Le sieur Schwanauer est confirmé dans ses fonctions pour la conservation, l’augmentation, l’amélioration et l’embellissement du Haras. Il acquiert une autorité complète et totale sur l’ensemble du personnel. En cas de manque de respect ou autre faute commise dans le service, il est investi de l’autorité d’imposer des amendes applicables aux pauvres, et même de les punir de prison ou de les faire sortir de la livrée sans qu’il soit nécessaire pour cela qu’il s’adresse à la Cour. Il est exempté du maniement des affaires contentieuses de justice et de l’économie du Haras. Le duc de Lorraine et de Bar a en effet nommé un juge pour les unes et un administrateur pour les autres. Ce juge doit en particulier sanctionner toutes les infractions commises dans les pâtures et peut infliger des amendes supérieures au double de celles portées dans les coutumes et les lois, payables immédiatement, même en cas d’appel, au Conseil de Son Altesse Royale.

En cas d’absence ou d’empêchement du directeur, il est nommé un sous-maître du Haras. Comme il est difficile de trouver quelqu’un de qualifié, cette fonction est attribuée à l’écrivain du Haras, le sieur Despoulles. Ce dernier a pour gages trois cents livres ainsi que la table avec le Directeur.

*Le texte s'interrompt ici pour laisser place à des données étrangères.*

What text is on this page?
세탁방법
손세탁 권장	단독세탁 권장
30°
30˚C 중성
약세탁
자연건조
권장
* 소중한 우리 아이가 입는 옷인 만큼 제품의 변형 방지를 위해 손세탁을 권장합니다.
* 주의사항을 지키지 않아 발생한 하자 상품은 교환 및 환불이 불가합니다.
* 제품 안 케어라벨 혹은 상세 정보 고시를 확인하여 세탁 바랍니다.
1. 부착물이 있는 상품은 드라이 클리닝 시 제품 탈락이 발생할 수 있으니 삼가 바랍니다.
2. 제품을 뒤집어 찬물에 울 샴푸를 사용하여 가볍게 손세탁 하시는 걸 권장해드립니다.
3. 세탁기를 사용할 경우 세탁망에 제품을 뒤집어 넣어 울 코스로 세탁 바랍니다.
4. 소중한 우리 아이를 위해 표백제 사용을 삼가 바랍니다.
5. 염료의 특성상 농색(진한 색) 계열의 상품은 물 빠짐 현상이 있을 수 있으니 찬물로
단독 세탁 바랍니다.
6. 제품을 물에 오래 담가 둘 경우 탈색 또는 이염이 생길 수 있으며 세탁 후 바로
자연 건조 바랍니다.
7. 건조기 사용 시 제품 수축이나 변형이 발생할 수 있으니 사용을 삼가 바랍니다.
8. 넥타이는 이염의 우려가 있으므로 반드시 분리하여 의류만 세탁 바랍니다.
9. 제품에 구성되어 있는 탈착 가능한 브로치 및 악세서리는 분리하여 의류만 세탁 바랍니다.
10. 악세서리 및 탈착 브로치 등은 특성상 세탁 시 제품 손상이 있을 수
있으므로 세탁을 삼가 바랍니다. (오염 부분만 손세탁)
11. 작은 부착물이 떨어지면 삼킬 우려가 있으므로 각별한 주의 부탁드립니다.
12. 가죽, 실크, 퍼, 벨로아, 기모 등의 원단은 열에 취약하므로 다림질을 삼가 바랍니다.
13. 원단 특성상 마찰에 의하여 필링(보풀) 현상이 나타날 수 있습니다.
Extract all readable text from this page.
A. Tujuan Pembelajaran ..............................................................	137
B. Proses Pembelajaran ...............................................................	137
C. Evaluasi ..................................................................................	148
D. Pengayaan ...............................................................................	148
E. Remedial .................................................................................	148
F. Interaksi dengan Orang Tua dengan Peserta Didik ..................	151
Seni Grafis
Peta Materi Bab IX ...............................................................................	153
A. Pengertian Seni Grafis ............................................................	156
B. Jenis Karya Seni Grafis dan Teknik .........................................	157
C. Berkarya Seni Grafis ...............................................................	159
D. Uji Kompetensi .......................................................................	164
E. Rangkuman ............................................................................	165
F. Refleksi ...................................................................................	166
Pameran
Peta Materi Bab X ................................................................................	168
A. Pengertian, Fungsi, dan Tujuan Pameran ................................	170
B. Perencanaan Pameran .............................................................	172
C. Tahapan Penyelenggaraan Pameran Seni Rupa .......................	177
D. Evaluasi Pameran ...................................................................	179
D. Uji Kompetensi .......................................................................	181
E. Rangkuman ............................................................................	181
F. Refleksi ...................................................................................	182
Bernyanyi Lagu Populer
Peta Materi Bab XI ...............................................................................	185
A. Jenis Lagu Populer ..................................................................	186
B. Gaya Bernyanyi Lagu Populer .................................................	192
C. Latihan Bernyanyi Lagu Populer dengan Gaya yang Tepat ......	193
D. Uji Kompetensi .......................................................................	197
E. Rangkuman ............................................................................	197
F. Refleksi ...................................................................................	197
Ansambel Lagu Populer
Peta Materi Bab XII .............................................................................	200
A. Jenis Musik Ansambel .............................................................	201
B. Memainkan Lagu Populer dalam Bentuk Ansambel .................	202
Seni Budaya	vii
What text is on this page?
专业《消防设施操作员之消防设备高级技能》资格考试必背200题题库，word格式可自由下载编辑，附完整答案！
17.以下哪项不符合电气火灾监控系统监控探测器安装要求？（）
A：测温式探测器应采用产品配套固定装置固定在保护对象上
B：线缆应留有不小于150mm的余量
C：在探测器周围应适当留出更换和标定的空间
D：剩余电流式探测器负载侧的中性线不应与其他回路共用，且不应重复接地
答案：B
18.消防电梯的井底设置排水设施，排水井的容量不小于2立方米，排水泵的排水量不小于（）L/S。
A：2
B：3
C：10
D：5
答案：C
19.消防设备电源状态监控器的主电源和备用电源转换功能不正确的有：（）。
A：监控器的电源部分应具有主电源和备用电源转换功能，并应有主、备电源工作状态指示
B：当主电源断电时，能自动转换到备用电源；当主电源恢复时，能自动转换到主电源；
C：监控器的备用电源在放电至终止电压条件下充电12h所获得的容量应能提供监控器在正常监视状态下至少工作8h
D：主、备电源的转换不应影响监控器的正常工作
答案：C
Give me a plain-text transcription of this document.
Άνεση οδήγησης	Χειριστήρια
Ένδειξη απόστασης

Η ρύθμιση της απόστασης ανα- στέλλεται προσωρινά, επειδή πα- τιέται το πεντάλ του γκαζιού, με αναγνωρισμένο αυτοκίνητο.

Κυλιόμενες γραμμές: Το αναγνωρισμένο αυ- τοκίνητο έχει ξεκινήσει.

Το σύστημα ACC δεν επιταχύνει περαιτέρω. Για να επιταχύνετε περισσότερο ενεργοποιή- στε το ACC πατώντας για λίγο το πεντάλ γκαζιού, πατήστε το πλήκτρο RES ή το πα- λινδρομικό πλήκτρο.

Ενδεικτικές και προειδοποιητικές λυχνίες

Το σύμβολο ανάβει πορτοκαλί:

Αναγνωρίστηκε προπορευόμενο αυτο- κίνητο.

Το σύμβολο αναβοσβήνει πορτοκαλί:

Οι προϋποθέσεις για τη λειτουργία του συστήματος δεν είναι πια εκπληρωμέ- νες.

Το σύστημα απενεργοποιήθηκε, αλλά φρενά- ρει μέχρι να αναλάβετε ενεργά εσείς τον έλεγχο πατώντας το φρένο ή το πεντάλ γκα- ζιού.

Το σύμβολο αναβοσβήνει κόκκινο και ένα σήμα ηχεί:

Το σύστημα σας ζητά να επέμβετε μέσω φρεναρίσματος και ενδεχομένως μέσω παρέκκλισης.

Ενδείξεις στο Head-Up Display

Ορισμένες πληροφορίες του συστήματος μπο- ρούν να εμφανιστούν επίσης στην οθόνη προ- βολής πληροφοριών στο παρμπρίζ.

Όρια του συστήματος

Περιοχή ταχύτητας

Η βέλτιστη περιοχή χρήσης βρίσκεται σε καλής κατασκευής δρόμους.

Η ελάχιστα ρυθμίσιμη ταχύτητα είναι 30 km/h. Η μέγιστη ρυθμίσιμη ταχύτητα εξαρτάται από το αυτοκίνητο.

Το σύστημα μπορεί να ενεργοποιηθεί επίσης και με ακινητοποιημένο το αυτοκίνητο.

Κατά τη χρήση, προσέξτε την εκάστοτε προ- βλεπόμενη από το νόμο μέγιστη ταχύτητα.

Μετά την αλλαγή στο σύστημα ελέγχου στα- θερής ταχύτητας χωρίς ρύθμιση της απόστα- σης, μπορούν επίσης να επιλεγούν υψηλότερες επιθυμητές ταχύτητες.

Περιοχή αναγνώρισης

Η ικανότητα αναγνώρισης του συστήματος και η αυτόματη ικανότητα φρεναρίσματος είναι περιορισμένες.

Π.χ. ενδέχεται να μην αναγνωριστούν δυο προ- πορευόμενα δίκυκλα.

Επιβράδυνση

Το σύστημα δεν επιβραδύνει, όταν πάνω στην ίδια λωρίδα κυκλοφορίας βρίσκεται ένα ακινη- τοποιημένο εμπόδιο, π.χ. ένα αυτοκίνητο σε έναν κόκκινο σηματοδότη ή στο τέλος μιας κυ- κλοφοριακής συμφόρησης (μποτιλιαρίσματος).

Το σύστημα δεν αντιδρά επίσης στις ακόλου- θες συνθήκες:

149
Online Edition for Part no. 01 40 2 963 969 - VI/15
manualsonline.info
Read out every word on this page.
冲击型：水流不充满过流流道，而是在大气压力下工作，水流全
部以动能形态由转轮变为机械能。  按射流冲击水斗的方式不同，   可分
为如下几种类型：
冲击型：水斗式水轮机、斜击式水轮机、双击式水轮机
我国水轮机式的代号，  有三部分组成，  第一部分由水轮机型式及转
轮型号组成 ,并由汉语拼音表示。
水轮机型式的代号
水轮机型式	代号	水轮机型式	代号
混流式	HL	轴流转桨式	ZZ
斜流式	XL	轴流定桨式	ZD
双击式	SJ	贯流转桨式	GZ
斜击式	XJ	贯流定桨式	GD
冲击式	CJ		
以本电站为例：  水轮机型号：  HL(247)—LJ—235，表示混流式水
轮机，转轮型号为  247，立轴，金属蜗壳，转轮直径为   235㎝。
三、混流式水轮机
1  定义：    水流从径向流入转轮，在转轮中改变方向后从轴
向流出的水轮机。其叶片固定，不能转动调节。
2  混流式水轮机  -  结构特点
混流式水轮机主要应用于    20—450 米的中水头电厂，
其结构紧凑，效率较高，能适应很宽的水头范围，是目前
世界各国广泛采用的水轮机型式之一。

Ce règlement pourvoit également à un maître palefrenier qui perçoit 400 livres de gages et 200 livres pour la nourriture, ainsi qu’un sous-Maître palefrenier, avec 100 livres de gages et la nourriture. Il en est de même pour un maréchal-ferrant attaché d’office au Haras. Sur le site, il y a en tout huit palefreniers pour les juments et les poulains, quatre pour les étalons et huit pour les jeunes chevaux à l’attache, soit 20 au total. Il y a également en permanence un garde au Haras habilité à dresser le rapport de diverses infractions, ainsi qu’un aumônier pour le service de Dieu et la régularité de la maison. L’aumônier partage la table avec le sieur Schwanauer que ce dernier a également pouvoir de remplacer.

(Dessin domaine du Haras de Sarralbe – 1957 –
source famille Loth)

Le sieur Jean-François Maisonselle est établi par patente, receveur du Haras. Ses appointements sont de 500 livres, outre le chauffage et le logement, y compris le jardin à la manufacture de tabac à Sarralbe. Maisonselle est chargé des recettes et des dépenses du Haras sous le contrôle de l’administrateur Wolff. Il est chargé des greniers, de l’entretien des bâtiments, du paiement des gages des domestiques, des défricheurs des bois enclavés dans les pâtures, des frais de clôture de ces dernières, des frais de fenaison, de l’achat d’avoine et de paille, etc. Il y a également un jardinier qui est chargé de l’entretien des jardins pour l’ornement du Haras.

En bref, le personnel réglementaire est donc de plus de 34 personnes, sans compter les domestiques et les gens soumis aux corvées, surtout pour les travaux de récolte et de fenaison.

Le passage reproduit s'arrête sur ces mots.